Causes of NPC are still unclear, but the risk factors include:
- Having Chinese or Asian ancestry.
- Family history of NPC
- Regular consumption of foods such as salted fish and pickled vegetables
- Having been infected with EBV, which increases the risk by 30 times
- Drinking large amounts of alcohol
Due to the fact that the nasopharynx is located deep inside the head, special medical equipment and techniques must be used to examine it clearly. If you experience the following symptoms or any unusual changes, seek medical attention as soon as possible:
- Nasal congestion, runny nose
- Hearing loss, tinnitus, or pus-like drainage from the ear canal
- Blood-stained sputum
- Headache or persistent migraine, particularly at night
- Facial paralysis or lock jaw (tetanus)
- Hoarseness of voice
- Sudden weight loss, loss of physical strength
- Swelling of lateral neck lymph nodes
NPC examinations and diagnosis:
- EBV antibody blood test
- Test for concentration of EBV DNA in the blood
- Biopsy test: extraction of tissue at the suspected location
Examinations to determine the degree of metastasis and stage of cancer:
- Magnetic resonance imaging (MRI): determines tumour location, size, and regional extension
- Positron emission tomography and computerized tomography (PET-CT) scan: determine the extent of the cancer and is particularly useful in detecting metastasis
- Nasopharyngeal carcinoma typically responds well to radiation therapy. Depending on the size and extent of the cancer, chemotherapy may be combined with radiation therapy.

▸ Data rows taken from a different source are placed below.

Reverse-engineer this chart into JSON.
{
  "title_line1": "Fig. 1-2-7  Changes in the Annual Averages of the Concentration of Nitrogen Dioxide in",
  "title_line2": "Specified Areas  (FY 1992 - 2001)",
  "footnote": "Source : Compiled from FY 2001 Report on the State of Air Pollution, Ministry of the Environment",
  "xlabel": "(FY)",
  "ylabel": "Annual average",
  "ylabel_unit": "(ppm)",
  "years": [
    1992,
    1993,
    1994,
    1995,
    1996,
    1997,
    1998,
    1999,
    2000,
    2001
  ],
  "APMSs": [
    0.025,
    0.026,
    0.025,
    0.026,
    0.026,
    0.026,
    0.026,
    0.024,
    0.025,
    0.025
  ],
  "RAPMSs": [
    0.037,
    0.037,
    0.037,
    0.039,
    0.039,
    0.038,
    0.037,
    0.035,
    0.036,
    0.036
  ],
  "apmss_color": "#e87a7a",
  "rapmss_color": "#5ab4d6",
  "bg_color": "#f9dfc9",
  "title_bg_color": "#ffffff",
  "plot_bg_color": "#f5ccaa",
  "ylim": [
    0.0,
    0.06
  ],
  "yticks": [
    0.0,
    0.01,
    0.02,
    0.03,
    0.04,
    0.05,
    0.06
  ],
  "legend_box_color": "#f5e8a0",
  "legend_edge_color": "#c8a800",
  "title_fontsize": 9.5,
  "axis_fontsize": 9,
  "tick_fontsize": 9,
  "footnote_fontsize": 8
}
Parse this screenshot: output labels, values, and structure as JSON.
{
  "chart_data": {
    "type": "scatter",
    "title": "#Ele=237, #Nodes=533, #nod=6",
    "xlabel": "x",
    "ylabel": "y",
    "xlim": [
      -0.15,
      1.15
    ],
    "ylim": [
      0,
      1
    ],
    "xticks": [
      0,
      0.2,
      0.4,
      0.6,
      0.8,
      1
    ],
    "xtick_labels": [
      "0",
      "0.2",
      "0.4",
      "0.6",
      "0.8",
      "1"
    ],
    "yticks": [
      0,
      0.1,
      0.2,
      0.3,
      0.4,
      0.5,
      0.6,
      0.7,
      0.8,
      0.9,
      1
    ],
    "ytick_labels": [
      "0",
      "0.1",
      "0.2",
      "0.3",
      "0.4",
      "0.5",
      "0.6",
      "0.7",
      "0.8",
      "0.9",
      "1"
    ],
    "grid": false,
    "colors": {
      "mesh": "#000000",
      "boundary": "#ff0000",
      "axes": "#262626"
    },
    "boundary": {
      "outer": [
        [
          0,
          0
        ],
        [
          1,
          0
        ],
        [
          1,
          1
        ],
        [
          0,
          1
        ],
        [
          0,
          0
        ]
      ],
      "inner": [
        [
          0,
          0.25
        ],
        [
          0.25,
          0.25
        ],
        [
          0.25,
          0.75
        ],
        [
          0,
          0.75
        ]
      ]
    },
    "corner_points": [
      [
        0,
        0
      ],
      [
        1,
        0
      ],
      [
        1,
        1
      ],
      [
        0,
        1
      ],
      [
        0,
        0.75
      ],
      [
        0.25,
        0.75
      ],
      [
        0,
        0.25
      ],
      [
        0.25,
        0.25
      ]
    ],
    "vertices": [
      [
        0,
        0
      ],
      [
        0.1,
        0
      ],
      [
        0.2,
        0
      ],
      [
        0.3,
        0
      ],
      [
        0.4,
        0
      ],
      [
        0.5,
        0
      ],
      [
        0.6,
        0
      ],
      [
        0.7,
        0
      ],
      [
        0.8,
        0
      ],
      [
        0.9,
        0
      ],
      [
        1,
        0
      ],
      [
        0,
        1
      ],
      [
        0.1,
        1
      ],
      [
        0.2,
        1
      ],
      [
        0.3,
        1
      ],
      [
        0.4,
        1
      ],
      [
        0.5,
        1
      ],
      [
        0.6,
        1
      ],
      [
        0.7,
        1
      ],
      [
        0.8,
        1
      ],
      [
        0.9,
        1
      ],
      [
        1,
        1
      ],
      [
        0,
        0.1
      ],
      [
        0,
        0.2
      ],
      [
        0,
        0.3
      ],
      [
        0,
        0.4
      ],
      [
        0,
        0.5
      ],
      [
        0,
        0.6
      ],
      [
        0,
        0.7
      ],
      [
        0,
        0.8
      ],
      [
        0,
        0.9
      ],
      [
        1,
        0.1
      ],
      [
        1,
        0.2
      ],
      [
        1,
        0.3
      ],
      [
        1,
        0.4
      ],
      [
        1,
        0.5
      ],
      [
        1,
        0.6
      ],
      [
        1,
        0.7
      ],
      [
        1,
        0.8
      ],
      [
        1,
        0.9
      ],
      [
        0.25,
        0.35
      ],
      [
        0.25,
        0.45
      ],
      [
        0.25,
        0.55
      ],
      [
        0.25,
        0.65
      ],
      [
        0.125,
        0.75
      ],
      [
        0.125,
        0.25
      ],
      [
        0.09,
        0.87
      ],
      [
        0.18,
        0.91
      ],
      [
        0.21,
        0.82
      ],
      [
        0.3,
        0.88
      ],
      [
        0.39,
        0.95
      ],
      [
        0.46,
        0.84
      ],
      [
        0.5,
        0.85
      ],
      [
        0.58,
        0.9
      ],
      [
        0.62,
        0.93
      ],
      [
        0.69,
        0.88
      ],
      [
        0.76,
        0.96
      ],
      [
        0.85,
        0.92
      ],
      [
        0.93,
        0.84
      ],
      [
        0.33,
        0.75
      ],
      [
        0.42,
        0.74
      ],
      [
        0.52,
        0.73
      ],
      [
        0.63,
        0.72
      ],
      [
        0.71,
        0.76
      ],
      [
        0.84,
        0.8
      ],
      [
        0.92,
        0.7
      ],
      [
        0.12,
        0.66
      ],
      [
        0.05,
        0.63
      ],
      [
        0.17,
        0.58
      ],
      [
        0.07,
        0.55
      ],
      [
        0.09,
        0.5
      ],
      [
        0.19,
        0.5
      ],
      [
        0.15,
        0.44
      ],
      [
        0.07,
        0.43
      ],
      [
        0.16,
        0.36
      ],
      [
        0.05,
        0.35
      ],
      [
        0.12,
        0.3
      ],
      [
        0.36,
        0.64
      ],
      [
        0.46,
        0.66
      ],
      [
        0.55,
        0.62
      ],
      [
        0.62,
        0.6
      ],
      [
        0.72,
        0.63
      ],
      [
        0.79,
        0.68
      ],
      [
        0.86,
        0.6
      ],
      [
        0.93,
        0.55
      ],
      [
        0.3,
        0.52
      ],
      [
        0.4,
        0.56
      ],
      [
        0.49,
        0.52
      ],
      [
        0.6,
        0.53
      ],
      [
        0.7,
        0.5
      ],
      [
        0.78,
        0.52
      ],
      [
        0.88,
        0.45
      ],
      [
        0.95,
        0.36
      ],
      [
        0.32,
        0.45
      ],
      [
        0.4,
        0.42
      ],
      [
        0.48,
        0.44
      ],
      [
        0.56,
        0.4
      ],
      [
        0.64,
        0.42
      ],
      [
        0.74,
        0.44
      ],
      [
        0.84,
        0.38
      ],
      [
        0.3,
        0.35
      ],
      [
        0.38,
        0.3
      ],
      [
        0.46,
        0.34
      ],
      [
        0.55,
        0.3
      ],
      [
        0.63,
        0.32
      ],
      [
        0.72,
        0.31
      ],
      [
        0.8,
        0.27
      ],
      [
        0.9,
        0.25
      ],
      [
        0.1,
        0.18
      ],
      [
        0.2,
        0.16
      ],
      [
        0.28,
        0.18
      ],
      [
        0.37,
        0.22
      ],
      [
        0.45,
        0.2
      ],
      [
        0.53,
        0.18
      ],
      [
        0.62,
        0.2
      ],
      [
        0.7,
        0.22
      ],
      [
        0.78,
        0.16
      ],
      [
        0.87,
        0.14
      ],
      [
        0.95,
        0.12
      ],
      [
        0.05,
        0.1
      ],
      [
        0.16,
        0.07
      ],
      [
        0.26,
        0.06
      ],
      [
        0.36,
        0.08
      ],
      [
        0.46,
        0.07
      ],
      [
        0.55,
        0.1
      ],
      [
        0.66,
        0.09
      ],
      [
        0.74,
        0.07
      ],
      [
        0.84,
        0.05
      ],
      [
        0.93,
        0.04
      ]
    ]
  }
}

- Recurrent nasopharyngeal carcinoma (cancer that comes back after treatment), if small and localized in the nasopharynx can be removed either with an endoscope or by an open surgical approach.
- Sometimes radiation therapy, proton beam therapy, or chemotherapy are incorporated into the treatment of recurrent nasopharyngeal carcinoma. The use of immunotherapy for metastatic or recurrent nasopharyngeal carcinoma patients is promising.